The Amended Act sets shorter deadlines in order to boost the quality of the arbitration process. Section 24 has been modified to provide a proviso requiring the arbitral tribunal to conduct oral hearings for testimony and oral argument on a regular basis and not to grant any adjournments unless there is reasonable cause.The arbitral tribunal has been given the authority to impose heavy costs for adjournments that are not justified. The arbitrator(s) must make an award within 12 (twelve) months of receiving a written notice of appointment. The parties can agree to extend the time limit for a maximum of 6 (six) months.

 

F. FAST TRACK PROCEDURE

Section 29B has been added, which gives the parties the option of deciding on a fast track process in which the award must be made within 6 (six) months of the arbitrator(s) obtaining written notice of appointment. Without an oral hearing, the dispute will be resolved based on the parties’ written pleadings, papers, and submissions.

 

G. A NEW EXPANSIVE COST REGIME INTRODUCED

Section 31A has been added, giving the arbitral tribunal wide cost-awarding authority. The Law Commission Report’s recommendation for an expansive regime to award costs based on fair and reasonable criterion rules has been adopted. The arbitral tribunal has the authority to determine if costs must be charged, how much they must be paid, and when they must be paid.The clause also states that in most cases, the unsuccessful party would be ordered to pay the successful party’s expenses. The costs which include arbitrator, case, and witness fees and expenses, legal fees and expenses, organisation administrative costs, and any other costs incurred in connection with the arbitral or court proceedings.

 

H. DISCLOSURE REQUIREMENTS OF ARBITRATOR

The disclosure provisions in the Amendment Act are based on the IBA Guidelines on Conflict of Interest in International Arbitration.
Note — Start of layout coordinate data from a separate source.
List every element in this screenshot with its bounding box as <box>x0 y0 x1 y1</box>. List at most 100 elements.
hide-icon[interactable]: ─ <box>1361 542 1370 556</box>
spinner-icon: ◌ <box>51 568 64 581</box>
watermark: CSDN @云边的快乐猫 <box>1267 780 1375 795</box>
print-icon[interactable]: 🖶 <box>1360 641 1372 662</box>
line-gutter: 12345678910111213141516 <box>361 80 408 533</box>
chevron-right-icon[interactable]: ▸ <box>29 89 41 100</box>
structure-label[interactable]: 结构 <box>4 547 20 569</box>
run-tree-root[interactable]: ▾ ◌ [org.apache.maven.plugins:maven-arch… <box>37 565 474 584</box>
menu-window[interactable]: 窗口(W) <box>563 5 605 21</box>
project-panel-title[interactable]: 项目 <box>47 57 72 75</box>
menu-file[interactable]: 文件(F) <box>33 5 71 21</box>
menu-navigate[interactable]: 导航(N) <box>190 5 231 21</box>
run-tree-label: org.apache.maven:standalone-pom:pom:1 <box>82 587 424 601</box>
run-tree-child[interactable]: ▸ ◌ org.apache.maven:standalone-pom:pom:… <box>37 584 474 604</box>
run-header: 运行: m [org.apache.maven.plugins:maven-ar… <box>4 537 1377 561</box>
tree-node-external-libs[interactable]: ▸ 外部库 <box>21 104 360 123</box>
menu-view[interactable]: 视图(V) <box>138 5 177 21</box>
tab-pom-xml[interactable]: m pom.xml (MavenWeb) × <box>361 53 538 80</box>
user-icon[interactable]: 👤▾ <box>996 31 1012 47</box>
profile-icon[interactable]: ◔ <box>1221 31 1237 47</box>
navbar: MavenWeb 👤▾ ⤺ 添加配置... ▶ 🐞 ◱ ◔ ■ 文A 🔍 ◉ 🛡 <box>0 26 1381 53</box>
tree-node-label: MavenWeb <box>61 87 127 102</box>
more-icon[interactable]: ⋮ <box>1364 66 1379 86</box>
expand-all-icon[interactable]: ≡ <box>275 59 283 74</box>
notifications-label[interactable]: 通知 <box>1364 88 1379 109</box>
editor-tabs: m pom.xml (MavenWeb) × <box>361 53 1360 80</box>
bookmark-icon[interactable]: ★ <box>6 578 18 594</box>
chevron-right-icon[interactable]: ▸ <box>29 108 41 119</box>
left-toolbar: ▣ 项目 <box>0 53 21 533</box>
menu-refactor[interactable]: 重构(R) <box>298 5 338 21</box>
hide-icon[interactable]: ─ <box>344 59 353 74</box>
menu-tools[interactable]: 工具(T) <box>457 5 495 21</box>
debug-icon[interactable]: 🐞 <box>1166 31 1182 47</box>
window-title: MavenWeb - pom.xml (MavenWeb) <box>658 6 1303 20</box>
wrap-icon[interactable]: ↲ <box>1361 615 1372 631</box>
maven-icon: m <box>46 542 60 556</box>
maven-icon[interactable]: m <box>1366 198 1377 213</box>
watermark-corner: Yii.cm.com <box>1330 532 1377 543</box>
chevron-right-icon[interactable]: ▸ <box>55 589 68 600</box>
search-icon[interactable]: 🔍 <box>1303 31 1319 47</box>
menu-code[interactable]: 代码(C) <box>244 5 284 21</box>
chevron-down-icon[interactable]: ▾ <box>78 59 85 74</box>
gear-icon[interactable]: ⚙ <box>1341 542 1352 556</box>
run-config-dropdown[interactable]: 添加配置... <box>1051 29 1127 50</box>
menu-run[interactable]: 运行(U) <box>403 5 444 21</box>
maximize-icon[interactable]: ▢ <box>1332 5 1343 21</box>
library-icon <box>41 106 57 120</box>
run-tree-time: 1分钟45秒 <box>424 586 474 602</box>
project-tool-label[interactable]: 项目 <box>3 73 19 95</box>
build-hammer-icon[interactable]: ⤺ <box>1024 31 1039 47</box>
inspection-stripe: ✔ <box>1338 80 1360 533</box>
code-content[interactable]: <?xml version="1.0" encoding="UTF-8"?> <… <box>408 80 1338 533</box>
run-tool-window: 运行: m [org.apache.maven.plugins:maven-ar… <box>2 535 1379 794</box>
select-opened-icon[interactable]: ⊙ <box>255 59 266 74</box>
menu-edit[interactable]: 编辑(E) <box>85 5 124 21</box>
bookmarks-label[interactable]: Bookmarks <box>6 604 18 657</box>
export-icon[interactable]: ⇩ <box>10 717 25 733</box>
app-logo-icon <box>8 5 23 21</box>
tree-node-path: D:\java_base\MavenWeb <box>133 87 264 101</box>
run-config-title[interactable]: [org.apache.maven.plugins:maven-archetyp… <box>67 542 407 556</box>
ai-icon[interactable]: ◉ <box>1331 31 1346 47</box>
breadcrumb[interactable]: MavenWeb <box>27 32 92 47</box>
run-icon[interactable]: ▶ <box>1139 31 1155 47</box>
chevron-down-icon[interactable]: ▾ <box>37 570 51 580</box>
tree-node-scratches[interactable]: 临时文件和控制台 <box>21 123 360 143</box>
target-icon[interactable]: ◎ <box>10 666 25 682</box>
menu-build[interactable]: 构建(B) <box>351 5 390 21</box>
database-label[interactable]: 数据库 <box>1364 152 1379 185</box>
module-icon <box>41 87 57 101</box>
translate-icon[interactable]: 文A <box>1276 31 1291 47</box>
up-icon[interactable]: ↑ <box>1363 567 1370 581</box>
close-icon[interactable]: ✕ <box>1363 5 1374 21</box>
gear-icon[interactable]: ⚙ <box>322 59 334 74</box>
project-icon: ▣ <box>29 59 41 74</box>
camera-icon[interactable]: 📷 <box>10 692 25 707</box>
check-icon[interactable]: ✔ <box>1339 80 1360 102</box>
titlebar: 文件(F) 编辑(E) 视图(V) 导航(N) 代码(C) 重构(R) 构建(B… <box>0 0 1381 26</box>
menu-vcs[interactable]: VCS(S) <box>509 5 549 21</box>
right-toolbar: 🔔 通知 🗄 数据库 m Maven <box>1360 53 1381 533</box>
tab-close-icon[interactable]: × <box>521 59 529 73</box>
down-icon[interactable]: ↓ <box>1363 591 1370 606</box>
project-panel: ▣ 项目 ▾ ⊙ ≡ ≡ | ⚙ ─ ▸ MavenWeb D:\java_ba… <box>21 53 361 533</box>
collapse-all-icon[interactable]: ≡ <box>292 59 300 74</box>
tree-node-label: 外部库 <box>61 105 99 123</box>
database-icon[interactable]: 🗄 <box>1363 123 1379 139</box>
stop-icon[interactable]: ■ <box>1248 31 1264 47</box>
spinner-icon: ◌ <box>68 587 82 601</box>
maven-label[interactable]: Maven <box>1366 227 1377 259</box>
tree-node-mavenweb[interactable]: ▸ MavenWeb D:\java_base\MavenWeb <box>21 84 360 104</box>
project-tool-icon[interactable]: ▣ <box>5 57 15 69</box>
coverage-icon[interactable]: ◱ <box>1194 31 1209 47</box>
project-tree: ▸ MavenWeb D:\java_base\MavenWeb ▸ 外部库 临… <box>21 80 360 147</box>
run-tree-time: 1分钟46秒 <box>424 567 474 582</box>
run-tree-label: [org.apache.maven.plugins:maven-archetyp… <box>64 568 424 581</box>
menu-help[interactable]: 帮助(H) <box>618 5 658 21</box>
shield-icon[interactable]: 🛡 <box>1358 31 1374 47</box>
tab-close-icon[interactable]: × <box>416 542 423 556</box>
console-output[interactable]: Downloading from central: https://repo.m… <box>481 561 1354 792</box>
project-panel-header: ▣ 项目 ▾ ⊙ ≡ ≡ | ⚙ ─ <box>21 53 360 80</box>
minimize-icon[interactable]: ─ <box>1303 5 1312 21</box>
The Fifth and Seventh Schedules have been introduced as a guide to deciding conditions that would make an arbitrator disqualified.

 

I. CAP ON FEES TO ARBITRATOR

The Fourth Schedule was implemented to include model payments in cases other than international commercial arbitrations and in cases where parties have agreed to the rules of an arbitral institution, in order to prevent the arbitration process from being too costly.Section 11A (2) has been introduced which details the procedure for Central Government to amend the Fourth Schedule.